O defeito genético que causa a doença degenerativa de Huntington – que se caracteriza por movimentos corporais anormais e falta de coordenação – pode ser corrigido em pacientes pela primeira vez.
Uma droga experimental, injetada no fluido espinal, conseguiu baixar, com segurança, os níveis de proteínas tóxicas no cérebro. A equipa de pesquisa, da Universidade College London, diz que agora há esperança de que a doença fatal possa ser travada.
Especialistas dizem que este pode ser o maior avanço já visto na área de doenças degenerativas nos últimos 50 anos.
Huntington é uma das mais devastadoras doenças. Os pacientes que sofrem com este mal descrevem-na como semelhante ao Parkinson, Alzheimer e doenças motoras juntas.
Peter Allen, 51 anos, está nos estágios iniciais do Huntington e fez parte das experiências: “Esta doença pode te deixar em estado vegetal. É um fim horrível”. Além disso, a doença afeta famílias: no caso de Peter, também a mãe, o tio e o avô morreram com a mesma doença. Testes médicos mostraram que a irmã e o irmão Frank também têm probabilidade de vir a desenvolver a doença.
Os três irmãos têm oito filhos – todos jovens adultos, cada um com 50% de probabilidade de ter Huntington.
A morte de células cerebrais na doença de Huntington faz com que os pacientes entrem em declínio permanente, afetando os movimentos, comportamento, memória e capacidade de pensar com clareza.
Peter, de Essex, no Reino Unido, explicou que “é muito difícil ter essa doença degenerativa. Sabemos que, a cada dia que passa, será pior”. O mal de Huntington é provocado por um erro numa seção de ADN, o gene huntingtina, e geralmente afeta as pessoas no auge da vida adulta – entre os 30 e os 40 anos.
Cerca de 8,5 pessoas no Reino Unido tem Huntingon e outras 25 mil vão desenvolver a doença quando ficarem mais velhos. Pacientes morrem entre 10 a 20 anos após o início dos sintomas.
Normalmente, esse gene contém as instruções para a fabricação de uma proteína, também chamada de huntingtina, vital no desenvolvimento do cérebro. Mas um erro genético corrompe a proteína huntingtina e transforma-a numa assassina de células cerebrais. Este novo tratamento é destinado a silenciar esse gene.
Nas experiências, o medicamento foi injetado no líquido que banha o cérebro e a medula espinhal de 46 pacientes. O procedimento foi realizado pelo Centro Neurológico Experimental Leonard Wolfson, no Hospital Nacional de Neurologia e Neurocirurgia de Londres.
Os médicos não sabiam o que poderia acontecer. Um receio era de que a injeção da droga pudesse provocar uma meningite fatal. Mas o primeiro teste em humanos demonstrou que a droga era segura, bem tolerada por pacientes, e que reduzia significativamente os níveis de huntingtina no cérebro.

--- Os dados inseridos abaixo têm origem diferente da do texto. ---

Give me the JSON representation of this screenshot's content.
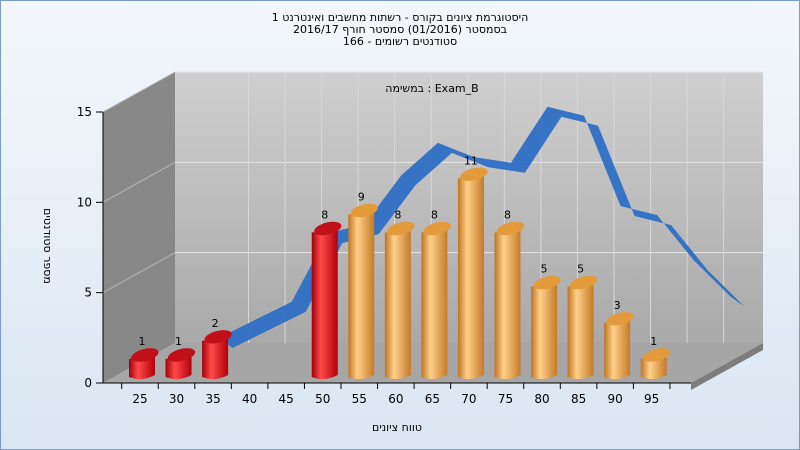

A professora Sarah Tabrizi, a investigadora chefe e diretora do Centro de Doença de Huntington na University College London, disse à BBC: “Eu tenho visto pacientes por cerca de 20 anos, e vi muitos deles morrerem ao longo desse tempo. Pela primeira vez, temos o potencial, a esperança de uma terapia que um dia pode retardar ou prevenir a doença de Huntington. É de importância fundamental para os pacientes e famílias”.
Os médicos não estão a chamar cura ao novo tratamento. Ainda são necessários dados de longo prazo para saber se a redução dos níveis de huntingtina vai mudar o curso da doença. As pesquisas com animais sugerem que sim. Algumas funções motoras até foram recuperadas nesses experimentos.
Peter, juntamente com outros participantes da experiência, podem continuar a tomar a droga como parte da nova leva de testes. Os cientistas vão verificar se a doença pode ser retardada e, em última instância, prevenida, tratando os portadores da doença de Huntington antes de desenvolverem quaisquer sintomas.
O professor John Hardy, vencedor do Breakthrough Prize pelo seu trabalho com Alzheimer, disse: “Acho que esta pode ser, potencialmente, a maior descoberta sobre doenças degenerativas nos últimos 50 anos. Parece um exagero, mas é como nos sentimos nesse momento”.
Os detalhes completos da experiência serão apresentados aos cientistas e publicados no próximo ano. A terapia foi desenvolvida pela Ionis Pharmaceuticals, que disse que a droga extrapolou substancialmente as expectativas.